There’s not much to say about this picture either. I’m a pound heavier in this picture compared to last week’s. It shows too. It’s clear to me that I’m holding water. My skin looks puffy and soft.
Sunday 25th September
Day 23 of 28.
A slight reduction in weight since yesterday. Hopefully I’ll see another reduction tomorrow. Unlike most other weekends, where I normally eat two meals, yesterday and today I’ve only eaten one meal to make up for the lapse during the week.
Monday 26th September
Day 24 of 28.
What a lovely thing to see on a Monday morning. I’m so used to seeing an increase of a couple of pounds over the weekend it’s a real novelty to see a weight loss.
Tuesday 27th September
Day 25 of 28.
Interesting. A slight increase from yesterday.
Wednesday 28th September
Day 26 of 28.
Ooooo. Another increase! It’s a minor thing though. These small fluctuations mean very little.
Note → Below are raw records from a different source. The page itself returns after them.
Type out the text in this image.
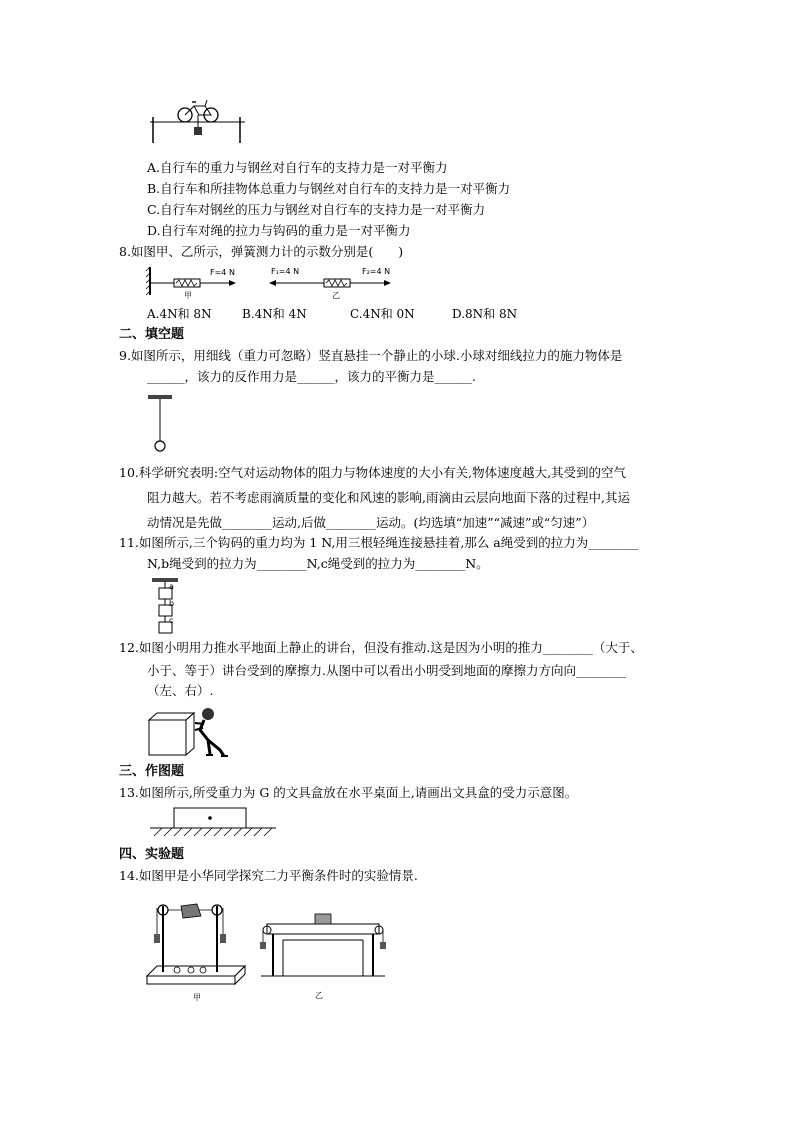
A.自行车的重力与钢丝对自行车的支持力是一对平衡力
B.自行车和所挂物体总重力与钢丝对自行车的支持力是一对平衡力
C.自行车对钢丝的压力与钢丝对自行车的支持力是一对平衡力
D.自行车对绳的拉力与钩码的重力是一对平衡力
8.如图甲、乙所示，弹簧测力计的示数分别是(　　)
F=4 N
甲
F₁=4 N	F₂=4 N
乙
A.4N和 8N	B.4N和 4N	C.4N和 0N	D.8N和 8N
二、填空题
9.如图所示，用细线（重力可忽略）竖直悬挂一个静止的小球.小球对细线拉力的施力物体是
______，该力的反作用力是______，该力的平衡力是______.
10.科学研究表明:空气对运动物体的阻力与物体速度的大小有关,物体速度越大,其受到的空气
阻力越大。若不考虑雨滴质量的变化和风速的影响,雨滴由云层向地面下落的过程中,其运
动情况是先做________运动,后做________运动。(均选填“加速”“减速”或“匀速”）
11.如图所示,三个钩码的重力均为 1 N,用三根轻绳连接悬挂着,那么 a绳受到的拉力为________
N,b绳受到的拉力为________N,c绳受到的拉力为________N。
a
b
c
12.如图小明用力推水平地面上静止的讲台，但没有推动.这是因为小明的推力________（大于、
小于、等于）讲台受到的摩擦力.从图中可以看出小明受到地面的摩擦力方向向________
（左、右）.
三、作图题
13.如图所示,所受重力为 G 的文具盒放在水平桌面上,请画出文具盒的受力示意图。
四、实验题
14.如图甲是小华同学探究二力平衡条件时的实验情景.
甲	乙
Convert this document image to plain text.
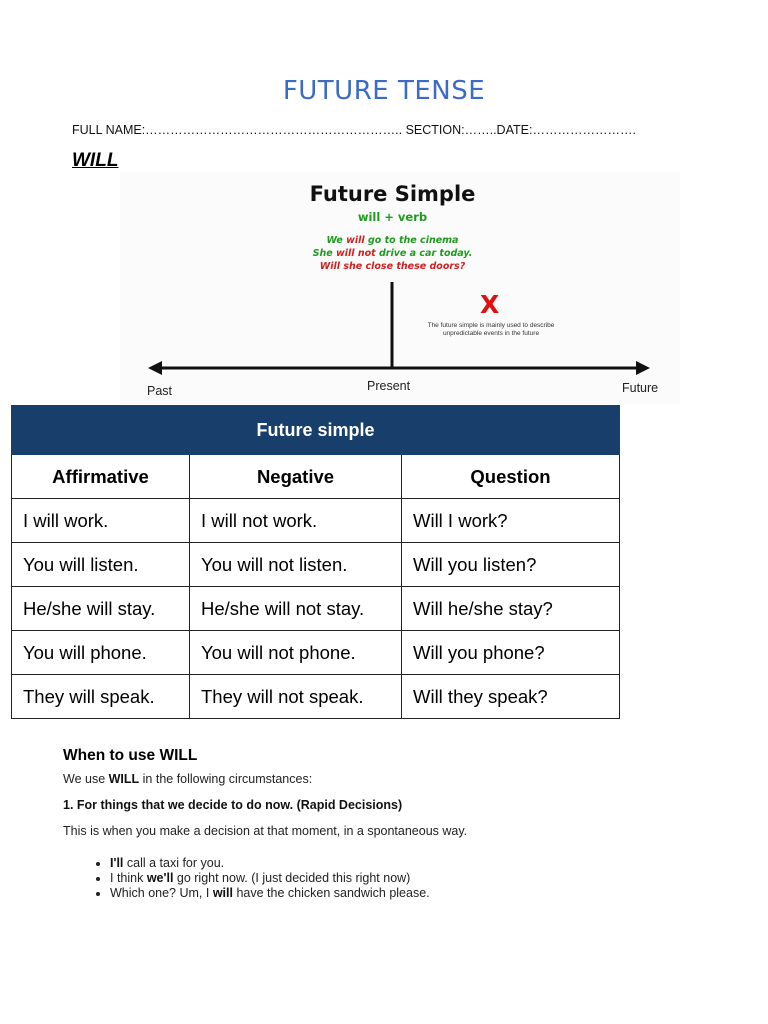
FUTURE TENSE
FULL NAME:…………………………………………………….. SECTION:……..DATE:…………………….
WILL
Future Simple
will + verb
We will go to the cinema
She will not drive a car today.
Will she close these doors?
X
The future simple is mainly used to describe
unpredictable events in the future
Past	Present	Future
Future simple		
Affirmative	Negative	Question
I will work.	I will not work.	Will I work?
You will listen.	You will not listen.	Will you listen?
He/she will stay.	He/she will not stay.	Will he/she stay?
You will phone.	You will not phone.	Will you phone?
They will speak.	They will not speak.	Will they speak?
When to use WILL
We use WILL in the following circumstances:
1. For things that we decide to do now. (Rapid Decisions)
This is when you make a decision at that moment, in a spontaneous way.
• I'll call a taxi for you.
• I think we'll go right now. (I just decided this right now)
• Which one? Um, I will have the chicken sandwich please.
Today was a cake day. A celebration within the family. And knowing that there’s no way I can get even close to my target weight I’m not even trying to avoid the cake.
Not only did I eat cake at home I also ate some during the day at work. One of the departments at work baked cakes as part of a fundraiser for a cancer charity.
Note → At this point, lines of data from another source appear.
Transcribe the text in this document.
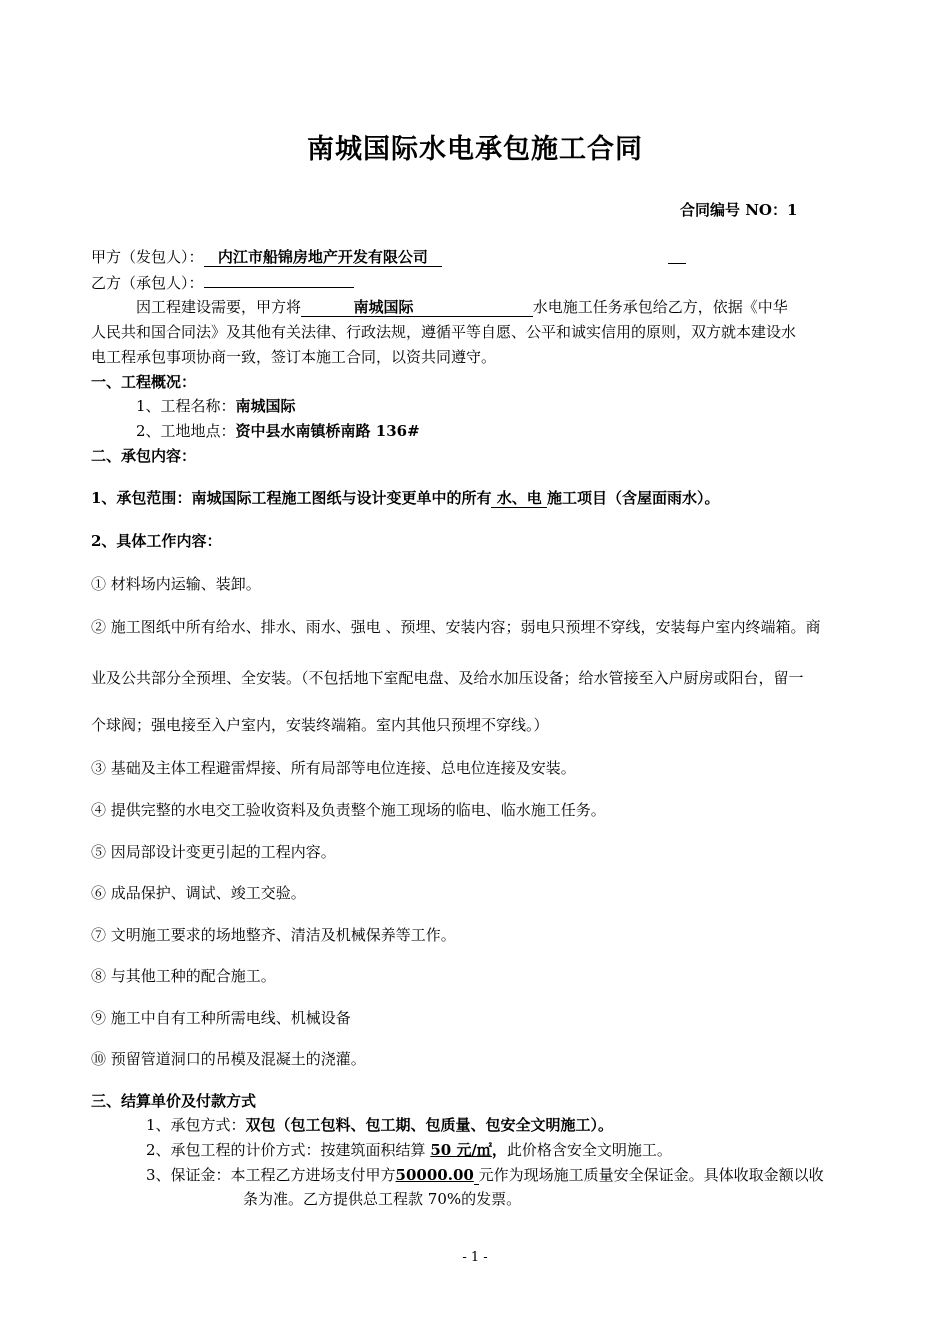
南城国际水电承包施工合同
合同编号 NO：1
甲方（发包人）： 内江市船锦房地产开发有限公司
乙方（承包人）：
因工程建设需要，甲方将	南城国际	水电施工任务承包给乙方，依据《中华
人民共和国合同法》及其他有关法律、行政法规，遵循平等自愿、公平和诚实信用的原则，双方就本建设水
电工程承包事项协商一致，签订本施工合同，以资共同遵守。
一、工程概况：
1、工程名称：南城国际
2、工地地点：资中县水南镇桥南路 136#
二、承包内容：
1、承包范围：南城国际工程施工图纸与设计变更单中的所有 水、电 施工项目（含屋面雨水）。
2、具体工作内容：
① 材料场内运输、装卸。
② 施工图纸中所有给水、排水、雨水、强电 、预埋、安装内容；弱电只预埋不穿线，安装每户室内终端箱。商
业及公共部分全预埋、全安装。（不包括地下室配电盘、及给水加压设备；给水管接至入户厨房或阳台，留一
个球阀；强电接至入户室内，安装终端箱。室内其他只预埋不穿线。）
③ 基础及主体工程避雷焊接、所有局部等电位连接、总电位连接及安装。
④ 提供完整的水电交工验收资料及负责整个施工现场的临电、临水施工任务。
⑤ 因局部设计变更引起的工程内容。
⑥ 成品保护、调试、竣工交验。
⑦ 文明施工要求的场地整齐、清洁及机械保养等工作。
⑧ 与其他工种的配合施工。
⑨ 施工中自有工种所需电线、机械设备
⑩ 预留管道洞口的吊模及混凝土的浇灌。
三、结算单价及付款方式
1、承包方式：双包（包工包料、包工期、包质量、包安全文明施工）。
2、承包工程的计价方式：按建筑面积结算 50 元/㎡，此价格含安全文明施工。
3、保证金：本工程乙方进场支付甲方50000.00 元作为现场施工质量安全保证金。具体收取金额以收
条为准。乙方提供总工程款 70%的发票。
- 1 -
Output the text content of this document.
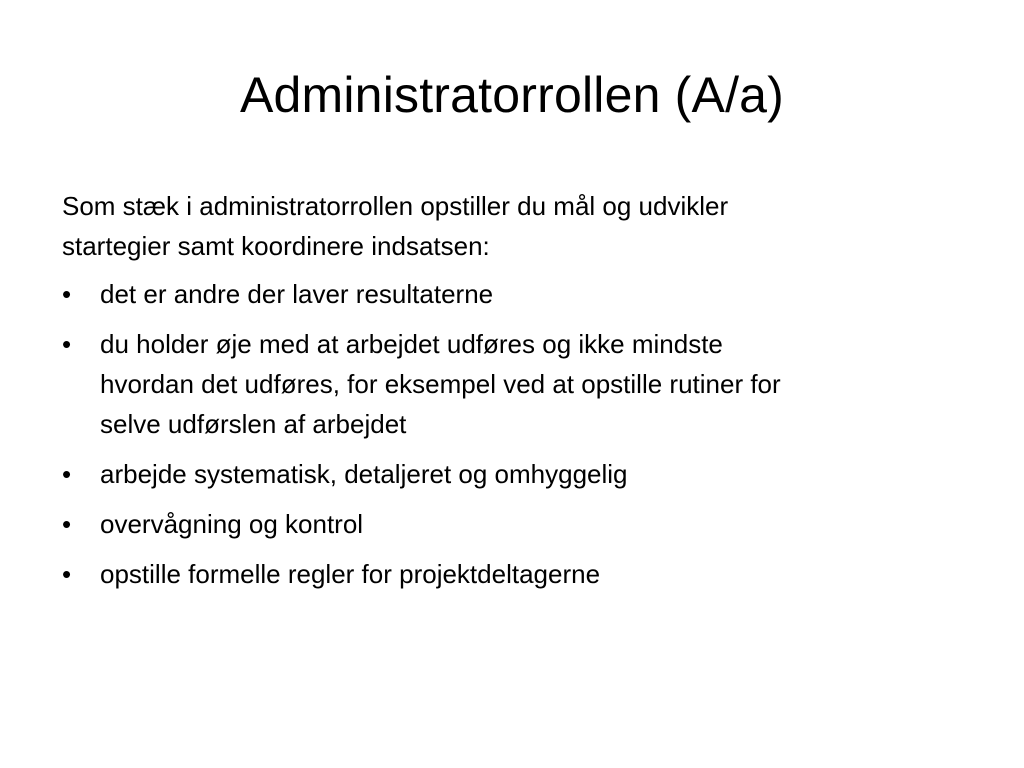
Administratorrollen (A/a)
Som stæk i administratorrollen opstiller du mål og udvikler
startegier samt koordinere indsatsen:
•	det er andre der laver resultaterne
•	du holder øje med at arbejdet udføres og ikke mindste
hvordan det udføres, for eksempel ved at opstille rutiner for
selve udførslen af arbejdet
•	arbejde systematisk, detaljeret og omhyggelig
•	overvågning og kontrol
•	opstille formelle regler for projektdeltagerne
They’ll be selling cake for the rest of the week and I’ll be doing my bit to help them… by earing cake.
Don’t worry I won’t go crazy, I still want to do well this week and end with a victory of sorts.
Thursday 29th September
Day 27 of 28
Not totally unexpected. And yes, I did eat more cake today. I was very careful to stick rigidly to the eating plan for the rest of the day though!
Friday 30th September
Day 28 of 28
Good! I was hoping to see a 172 number this week. I feel like some progress was made. I stuck to the plan rigidly today. Although there was still some cake eating, I adjusted the plan accordingly. In other words I cut out some of the teas and coffees and had no other snacks.
I’m hoping to see a 171 number tomorrow.
Saturday 1st October
It’s over! 172 lbs.
I was really hoping to see 171 today but it wasn’t to be. It’s not an issue though. I’m still very pleased.
I started this phase of the diet 4 weeks ago at 178.8 lbs so 172 lbs is still a great result.
The tape measure shows some good progress too. I clearly stalled last week, but the tape seems to indicate that I was bloated and holding water as I suspected. In the pace of a week I’ve lost half an inch from my belly and also from my waist.
And finally the progress picture!
I’m really pleased with this picture. I think there’s a definite improvement since last week, and a huge improvement from the picture I posted right at the start.
This 4 week diet didn’t work out the way I planned. I was intent on going at it aggressively but clearly the setback I encountered in week was not something I could recover from.
167 lbs was always going to be a challenge, so I don’t feel bad about it.
As in previous attempts, it’s always been important to me to share the triumphs and disasters. It’s just part of living life.
I hope you find this to be another honest account of the ups and downs of dieting. I hope you feel encouraged to overcome your own setbacks and the mad numbers the scale seems to throw out from time to time.
A couple of days of not dieting, followed by another attempt at 167!
Thanks for all the encouragement and support in the comments and via email, it’s great to know you’re following along. See you soon.